PGAツアーのアジア圏マーケティングディレクター、コーリー・ヨシムラさんがチョイスした記事や選手たちのストーリーをご紹介。今回は、偉大なプロゴルファーのキャリアのピークについて。

偉大なプロゴルファーのキャリアのピーク、それはある一定の期間に集中するという興味深い考察があります。最たる例がアーノルド・パーマー。ゴルフを人気スポーツに押し上げたレジェンドはPGAツアー通算62勝を挙げ、7つのメジャータイトルを獲得しています。

60年代から70年代にかけ〝アーニーズアーミー〟と呼ばれる熱狂的なファンを引き連れコースを闊歩する姿はまさにスーパースターでした。

しかし、メジャーの優勝は1958年4月から1964年の4月までの6年間に集約されています。64年のマスターズで4度目のグリーンジャケットに袖を通したとき、彼はまだ34歳。その後、何度でもメジャー制覇するに違いないと誰もが思いました。

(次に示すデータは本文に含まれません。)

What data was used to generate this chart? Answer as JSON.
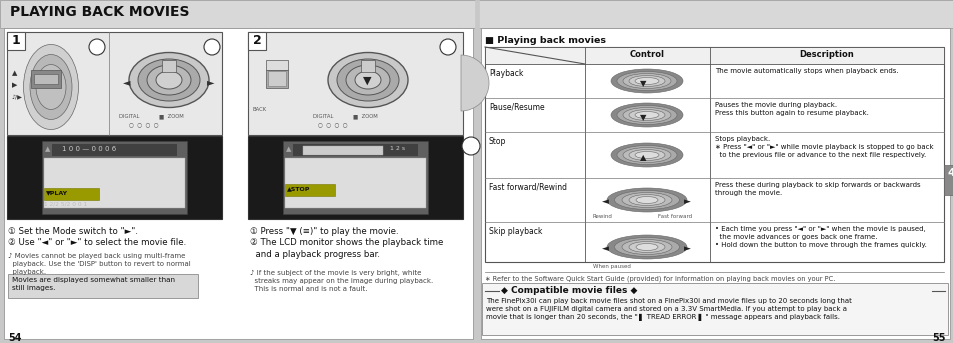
{
  "page_bg": "#c8c8c8",
  "white": "#ffffff",
  "black": "#000000",
  "light_gray": "#d8d8d8",
  "panel_bg": "#ebebeb",
  "title_text": "PLAYING BACK MOVIES",
  "section_header": "■ Playing back movies",
  "table_headers": [
    "Control",
    "Description"
  ],
  "table_rows": [
    {
      "label": "Playback",
      "desc": "The movie automatically stops when playback ends."
    },
    {
      "label": "Pause/Resume",
      "desc": "Pauses the movie during playback.\nPress this button again to resume playback."
    },
    {
      "label": "Stop",
      "desc": "Stops playback.\n∗ Press \"◄\" or \"►\" while movie playback is stopped to go back\n  to the previous file or advance to the next file respectively."
    },
    {
      "label": "Fast forward/Rewind",
      "desc": "Press these during playback to skip forwards or backwards\nthrough the movie.",
      "sublabel_left": "Rewind",
      "sublabel_right": "Fast forward"
    },
    {
      "label": "Skip playback",
      "desc": "• Each time you press \"◄\" or \"►\" when the movie is paused,\n  the movie advances or goes back one frame.\n• Hold down the button to move through the frames quickly.",
      "sublabel_left": "When paused"
    }
  ],
  "footnote": "∗ Refer to the Software Quick Start Guide (provided) for information on playing back movies on your PC.",
  "compat_title": "◆ Compatible movie files ◆",
  "compat_text": "The FinePix30i can play back movie files shot on a FinePix30i and movie files up to 20 seconds long that\nwere shot on a FUJIFILM digital camera and stored on a 3.3V SmartMedia. If you attempt to play back a\nmovie that is longer than 20 seconds, the \" ▌ TREAD ERROR ▌ \" message appears and playback fails.",
  "page_nums": [
    "54",
    "55"
  ],
  "step1_texts": [
    "① Set the Mode switch to \"►\".",
    "② Use \"◄\" or \"►\" to select the movie file."
  ],
  "step1_note": "♪ Movies cannot be played back using multi-frame\n  playback. Use the 'DISP' button to revert to normal\n  playback.",
  "step1_box": "Movies are displayed somewhat smaller than\nstill images.",
  "step2_texts": [
    "① Press \"▼ (≡)\" to play the movie.",
    "② The LCD monitor shows the playback time\n  and a playback progress bar."
  ],
  "step2_note": "♪ If the subject of the movie is very bright, white\n  streaks may appear on the image during playback.\n  This is normal and is not a fault.",
  "tab4_color": "#888888"
}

画像: 1966年、東京よみうりCCで開催されたカナダカップでは、ジャック・ニクラスとペアを組み、圧倒的な強さで優勝したアーノルド・パーマー。メジャーの7勝は1958年のマスターズから6年後のマスターズまで6年間に限られる

1966年、東京よみうりCCで開催されたカナダカップでは、ジャック・ニクラスとペアを組み、圧倒的な強さで優勝したアーノルド・パーマー。メジャーの7勝は1958年のマスターズから6年後のマスターズまで6年間に限られる

「パーマーは2度とメジャーに勝てない」と言おうものなら盛大なブーイングを浴びたはず。ところが7つ目のタイトルを最後にメジャーの勝ち星から遠ざかったのです。

ポストタイガーの旗手として10代からゴルフ界をけん引してきたローリー・マキロイのメジャー勝利の期間はパーマーと似ています。ツアー24勝を誇る彼のメジャー4勝は11年から14年の3年間に固まっており、14年の全米プロで勝って以来勝てていないのです。もちろん今後メジャーで勝てないという意味ではありません。ただメジャーを制覇した時期が数年に集中しているのは事実です。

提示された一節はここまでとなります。